I need to specify an approach for migrating a Windows 2008 Active Directory environment to a new data centre. There is not currently connectivity between the two data centres though that could be an option if needed.
I am looking for the most sensible approach here. A limited amount of downtime will be acceptable, but this should be limited to hours rather than days.
Current options I have looked at are:
- Adding new DCs in the new Data Centre to the existing domain (with appropriate connectivity) and allowing replication, then decom old servers.
- Take a backup and restore this in the new Data Centre, but base don my reading this uses a system backup and so would probably not work if restored to a new machine?

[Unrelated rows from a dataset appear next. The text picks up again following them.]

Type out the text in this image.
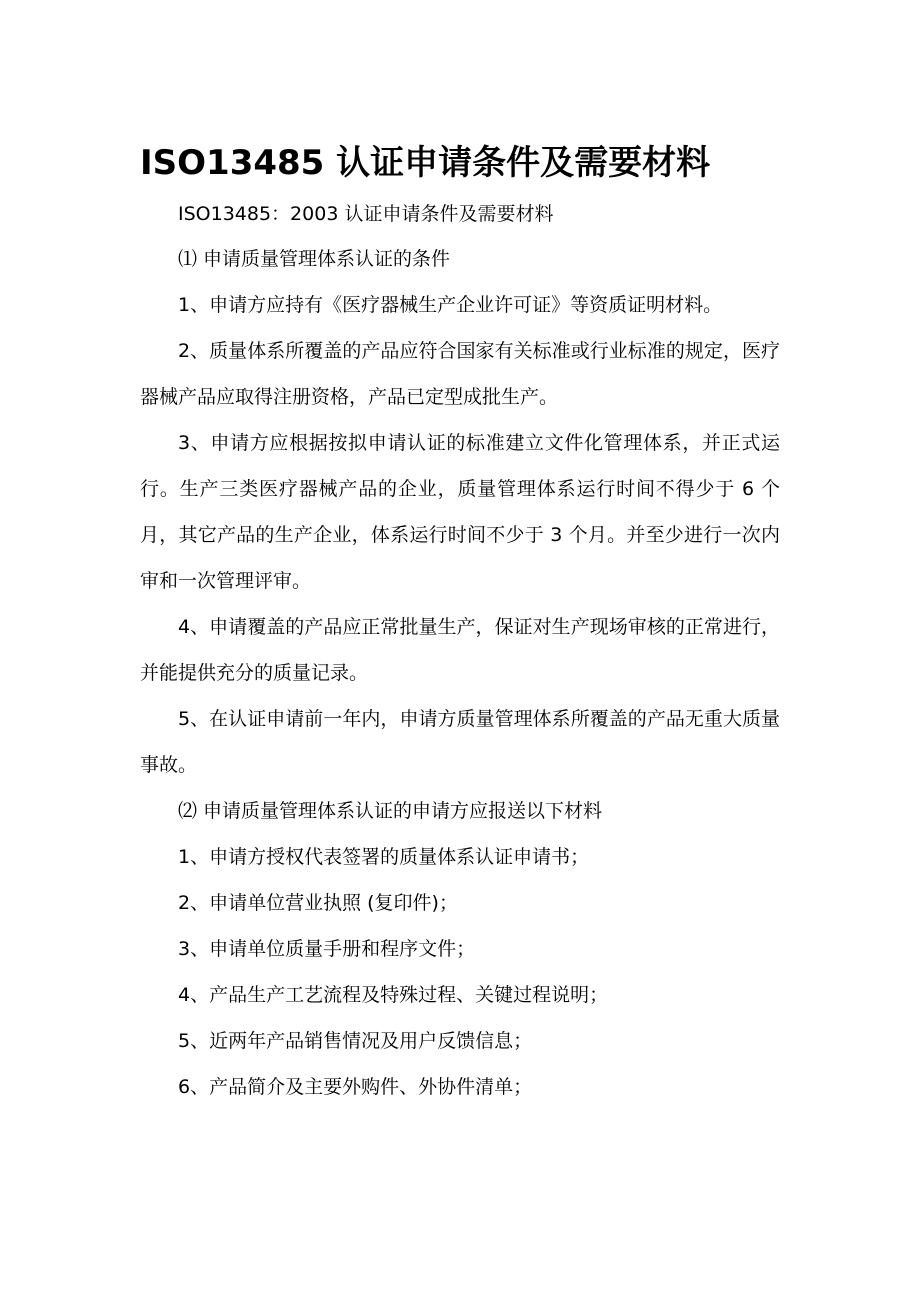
ISO13485 认证申请条件及需要材料

ISO13485：2003 认证申请条件及需要材料

⑴ 申请质量管理体系认证的条件

1、申请方应持有《医疗器械生产企业许可证》等资质证明材料。

2、质量体系所覆盖的产品应符合国家有关标准或行业标准的规定，医疗器械产品应取得注册资格，产品已定型成批生产。

3、申请方应根据按拟申请认证的标准建立文件化管理体系，并正式运行。生产三类医疗器械产品的企业，质量管理体系运行时间不得少于 6 个月，其它产品的生产企业，体系运行时间不少于 3 个月。并至少进行一次内审和一次管理评审。

4、申请覆盖的产品应正常批量生产，保证对生产现场审核的正常进行，并能提供充分的质量记录。

5、在认证申请前一年内，申请方质量管理体系所覆盖的产品无重大质量事故。

⑵ 申请质量管理体系认证的申请方应报送以下材料

1、申请方授权代表签署的质量体系认证申请书；

2、申请单位营业执照 (复印件)；

3、申请单位质量手册和程序文件；

4、产品生产工艺流程及特殊过程、关键过程说明；

5、近两年产品销售情况及用户反馈信息；

6、产品简介及主要外购件、外协件清单；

Appreciate your help with this one.
Thanks
This could easily turn into either opinion-based or "minimal understanding required" to be honest. Since this isn't a one size fits all thing. It will depend on your environment, options at your disposable, downtime allowed (which you stated), size of environment, IP network provisioning and overlap if any, and many other factors.

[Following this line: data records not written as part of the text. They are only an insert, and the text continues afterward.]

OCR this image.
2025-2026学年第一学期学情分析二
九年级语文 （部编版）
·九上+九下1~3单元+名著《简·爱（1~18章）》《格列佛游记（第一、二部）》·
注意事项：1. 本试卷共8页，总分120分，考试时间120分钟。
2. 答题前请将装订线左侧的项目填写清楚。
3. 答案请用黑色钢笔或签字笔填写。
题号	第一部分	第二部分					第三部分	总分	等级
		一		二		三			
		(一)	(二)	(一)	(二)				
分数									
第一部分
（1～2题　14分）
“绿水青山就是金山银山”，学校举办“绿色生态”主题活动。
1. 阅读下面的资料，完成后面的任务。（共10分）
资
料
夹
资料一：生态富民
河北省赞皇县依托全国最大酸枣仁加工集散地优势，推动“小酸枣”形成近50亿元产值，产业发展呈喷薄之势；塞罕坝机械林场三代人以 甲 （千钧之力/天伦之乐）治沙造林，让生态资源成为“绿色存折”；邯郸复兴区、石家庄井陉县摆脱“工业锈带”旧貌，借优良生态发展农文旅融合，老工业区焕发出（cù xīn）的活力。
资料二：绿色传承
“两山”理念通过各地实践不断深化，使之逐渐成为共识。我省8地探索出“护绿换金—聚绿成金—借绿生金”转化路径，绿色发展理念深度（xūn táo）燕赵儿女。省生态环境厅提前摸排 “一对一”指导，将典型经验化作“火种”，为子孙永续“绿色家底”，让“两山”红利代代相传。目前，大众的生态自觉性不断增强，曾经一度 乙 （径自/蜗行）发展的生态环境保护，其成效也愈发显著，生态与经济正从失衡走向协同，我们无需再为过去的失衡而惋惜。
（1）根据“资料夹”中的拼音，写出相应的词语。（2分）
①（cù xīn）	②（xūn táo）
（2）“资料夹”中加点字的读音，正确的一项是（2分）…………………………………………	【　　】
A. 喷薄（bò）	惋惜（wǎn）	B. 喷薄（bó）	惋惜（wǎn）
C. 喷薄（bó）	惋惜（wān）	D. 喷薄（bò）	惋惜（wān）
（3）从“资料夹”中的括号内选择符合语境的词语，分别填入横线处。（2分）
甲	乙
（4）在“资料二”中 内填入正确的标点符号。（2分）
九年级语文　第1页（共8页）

However, given your current options you are considering....
Option #2 is a bad idea.
Option #1 works...and would be the most likely scenario most would go with. Bring up a new DC or 2 in the new data center. Replicate (and continue to replicate) AD over whatever connection you can achieve (VPN tunnel, MPLS, whatever) between the old and new centers. If the old DCs truly aren't doing anything that the new ones are at some point then yes you can decomm them (properly), or you can simply migrate them over to the new data center as well. Bear in mind factors like IP changes (which may include firewall policy changes), DHCP and DNS issues, CAs, FSMO roles, and other common roles that may be included on a DC.